Edgy Eft não terá mais kernels p/ k7 e 686

Além dos cassetes, os k7 também serão coisa do passado. Quem tem acompanhado o desenvolvimento do Ubuntu Edgy Eft e utilizava um kernel específico para as arquiteturas k7, 686 ou amd64 já deve ter notado a presença de um linux-image-generic no lugar de seu kernel habitual.

Pois bem, em recentes benchmarks (bem simples diga-se de passagem) notaram que não havia um considerável ganho de desempenho entre um kernel 386 e outro 686 que justificasse o custo operacional de manter o kernel especial. O mesmo se verificou entre as variantes amd64-generic e amd64-xeon.

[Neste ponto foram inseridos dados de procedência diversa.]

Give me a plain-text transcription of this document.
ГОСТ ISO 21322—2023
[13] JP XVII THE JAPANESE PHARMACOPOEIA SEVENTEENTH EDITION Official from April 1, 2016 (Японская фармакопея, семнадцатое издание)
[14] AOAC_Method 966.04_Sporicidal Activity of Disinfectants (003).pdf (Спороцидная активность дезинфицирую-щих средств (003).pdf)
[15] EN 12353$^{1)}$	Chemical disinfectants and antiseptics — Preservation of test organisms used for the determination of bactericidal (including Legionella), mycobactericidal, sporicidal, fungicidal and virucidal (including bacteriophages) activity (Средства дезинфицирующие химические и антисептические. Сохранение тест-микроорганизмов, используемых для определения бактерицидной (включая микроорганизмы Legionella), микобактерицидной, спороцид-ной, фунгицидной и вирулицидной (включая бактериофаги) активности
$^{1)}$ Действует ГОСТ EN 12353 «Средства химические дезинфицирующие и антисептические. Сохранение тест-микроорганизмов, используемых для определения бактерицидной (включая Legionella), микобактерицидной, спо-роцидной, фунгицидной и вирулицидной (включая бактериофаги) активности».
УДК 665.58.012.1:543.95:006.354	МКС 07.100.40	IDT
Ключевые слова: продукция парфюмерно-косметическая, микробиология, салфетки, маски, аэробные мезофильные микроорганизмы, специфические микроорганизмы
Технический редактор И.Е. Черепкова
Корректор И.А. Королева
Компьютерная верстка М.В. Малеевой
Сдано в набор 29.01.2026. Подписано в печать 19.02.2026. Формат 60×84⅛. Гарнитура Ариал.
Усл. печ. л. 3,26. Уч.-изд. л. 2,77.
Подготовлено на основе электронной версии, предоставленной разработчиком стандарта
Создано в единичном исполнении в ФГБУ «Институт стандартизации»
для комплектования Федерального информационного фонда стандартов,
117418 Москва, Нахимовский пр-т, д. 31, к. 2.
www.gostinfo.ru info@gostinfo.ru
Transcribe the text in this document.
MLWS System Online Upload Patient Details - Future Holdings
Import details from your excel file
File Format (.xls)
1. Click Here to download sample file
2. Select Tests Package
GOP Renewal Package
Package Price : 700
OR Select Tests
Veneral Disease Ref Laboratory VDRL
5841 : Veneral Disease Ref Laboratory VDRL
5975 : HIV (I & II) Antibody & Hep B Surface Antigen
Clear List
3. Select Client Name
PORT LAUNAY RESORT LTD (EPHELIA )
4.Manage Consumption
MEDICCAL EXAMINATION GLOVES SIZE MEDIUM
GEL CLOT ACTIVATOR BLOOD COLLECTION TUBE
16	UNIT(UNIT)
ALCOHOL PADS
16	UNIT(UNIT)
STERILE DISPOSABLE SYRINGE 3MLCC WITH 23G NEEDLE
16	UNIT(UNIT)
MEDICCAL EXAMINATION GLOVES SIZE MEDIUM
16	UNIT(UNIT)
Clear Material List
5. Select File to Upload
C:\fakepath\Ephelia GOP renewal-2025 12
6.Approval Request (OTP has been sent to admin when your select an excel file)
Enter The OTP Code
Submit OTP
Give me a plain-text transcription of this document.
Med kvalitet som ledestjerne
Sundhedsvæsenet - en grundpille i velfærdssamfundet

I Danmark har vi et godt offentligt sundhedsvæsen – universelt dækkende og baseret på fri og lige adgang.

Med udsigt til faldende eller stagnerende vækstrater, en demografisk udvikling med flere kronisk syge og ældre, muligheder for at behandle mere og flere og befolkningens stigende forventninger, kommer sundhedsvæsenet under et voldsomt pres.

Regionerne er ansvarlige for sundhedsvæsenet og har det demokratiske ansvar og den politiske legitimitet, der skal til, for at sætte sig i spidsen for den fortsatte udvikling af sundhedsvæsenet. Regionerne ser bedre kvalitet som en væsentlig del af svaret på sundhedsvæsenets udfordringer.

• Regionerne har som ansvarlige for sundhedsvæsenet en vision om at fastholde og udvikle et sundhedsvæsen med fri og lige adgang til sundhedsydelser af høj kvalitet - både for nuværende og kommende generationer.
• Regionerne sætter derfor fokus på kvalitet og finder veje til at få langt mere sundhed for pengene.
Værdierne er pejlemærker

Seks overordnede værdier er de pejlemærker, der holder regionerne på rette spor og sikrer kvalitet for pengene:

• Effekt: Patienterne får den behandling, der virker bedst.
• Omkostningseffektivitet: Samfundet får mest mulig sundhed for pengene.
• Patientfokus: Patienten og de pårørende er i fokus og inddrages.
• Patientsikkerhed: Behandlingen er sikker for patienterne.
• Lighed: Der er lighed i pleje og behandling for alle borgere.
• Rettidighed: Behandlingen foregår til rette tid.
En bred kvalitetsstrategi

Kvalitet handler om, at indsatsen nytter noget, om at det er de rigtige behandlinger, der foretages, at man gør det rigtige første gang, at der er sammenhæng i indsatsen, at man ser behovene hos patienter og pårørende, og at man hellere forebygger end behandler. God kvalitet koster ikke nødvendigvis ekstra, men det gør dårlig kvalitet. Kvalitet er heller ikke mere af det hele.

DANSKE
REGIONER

Um único teste foi realizado comparando o kernel compilado para 386 e para k7. As diferenças foram maiores do que as encontradas entre 386/686. Mas ainda assim não acharam justificável a permanência do linux-image-k7.

Sendo assim, os pacotes linux-image-generic nos desktops e o linux-image-server nos servidores irão atender os processadores das famílias 686 e k7 sem otimizações específicas para os mesmos. As variantes 64 bits como amd64-k8 ou amd64-xeon deixarão de existir e estes processadores serão atendidos por um kernel de fato compilado para 64 bits mas com o nome linux-image-generic por uma questão de simplificação. Resta aos adictos pelos kernels especiais a tarefa de compilá-los por conta própria. Outros pacotes compilados de forma especial como o mplayer, mencoder, ardour e Xen permanecem na forma que estão.
Apesar de eu concordar que mais testes são necessários, essas alterações não devem causar decréssimo notável de desempenho por parte do usuário por mais que soe de início. Portanto, nada de alardes. Mas fica o convite a todos a fazerem mais benchmarks que tragam números que talvez demonstrem que essa decisão não deveria ter sido tomada, porém, até agora nenhum surgiu nesse sentido.

O Edgy tem sim ganhos de performance, vindo de reorganizações do processo de boot, de desligamento e até do LiveCD. Além, é claro, das melhorias costumeiras das novas versões de todos os pacotes. O que deve vir a tona para próximas versões são as discussões sobre medidas mais intrusivas na melhoria de performance como preload ou o prelink.

O preload analisa os hábitos do usuário e a partir desta análise prevê quais aplicações serão abertas em seguida no sistema e já as carrega juntamente com suas dependências para acelerar a abertura mediante a solicitação do usuário.

Já o prelink faz a ligações das aplicações com suas bibliotecas e armazena estas informações que usualmente são criadas cada vez que o programa é aberto. Como haverá uma espécie de ‘cache’ para estas ligações, o processo de abertura de programas que requerem muitas bibliotecas deverá ser acelerado. Há obviamente um custo: a instalação de programas via APT passa a ser mais demorada e a interrupção do processo de prelinking pode causar a quebra do sistema ou aplicação. O Fedora e o SuSE já usam prelink por padrão em algumas aplicações específicas.